We do use raw sql, but we're a security business which tends to have heavy reliance on other languages that have a similar syntax to pql

jodrellblank · on Feb 28, 2024

Here is a long blogpost "against SQL" which lists many deficiencies of it: https://www.scattered-thoughts.net/writing/against-sql/

In short, it has a longer spec than famously-complex C++ while making a much less expressive language out of it.

rgmerk · on Feb 28, 2024

A thought experiment:

Rather than an LLM, you can send your request for an SQL query directly to Donald D. Chamberlin, one of the original designers of SQL. Furthermore, he gets an ERD for your database.

What odds you get back a query that gives you correct answers?

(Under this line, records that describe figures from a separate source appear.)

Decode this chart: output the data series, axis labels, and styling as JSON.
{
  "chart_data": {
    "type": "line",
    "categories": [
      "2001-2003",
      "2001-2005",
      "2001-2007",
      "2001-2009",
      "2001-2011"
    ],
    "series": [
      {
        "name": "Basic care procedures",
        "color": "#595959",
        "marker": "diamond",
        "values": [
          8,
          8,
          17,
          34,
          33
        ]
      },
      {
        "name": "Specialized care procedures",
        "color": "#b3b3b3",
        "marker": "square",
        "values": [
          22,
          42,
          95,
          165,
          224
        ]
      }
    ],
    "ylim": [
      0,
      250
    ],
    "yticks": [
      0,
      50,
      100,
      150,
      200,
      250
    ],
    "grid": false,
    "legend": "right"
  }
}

mritchie712 · on Feb 28, 2024

we (https://www.definite.app/) do this.

The SQL generation works well out of the box and works better as you update the semantic layer. The semantic layer includes things like joins and measures (e.g. aggregate functions) that you'd want standard definitions for. For example, you don't want an LLM creating a definition for MRR on the fly. All the semantic definitions are plain SQL.

quick demo: https://www.loom.com/share/a0d3c0e273004d7982b2aed24628ef40?...

dhosek · on Feb 28, 2024

SQL is part of a generation of languages which attempted to have (within strict syntactical constraints), a natural language-sounding approach to begin with (another one that comes to mind is AppleScript).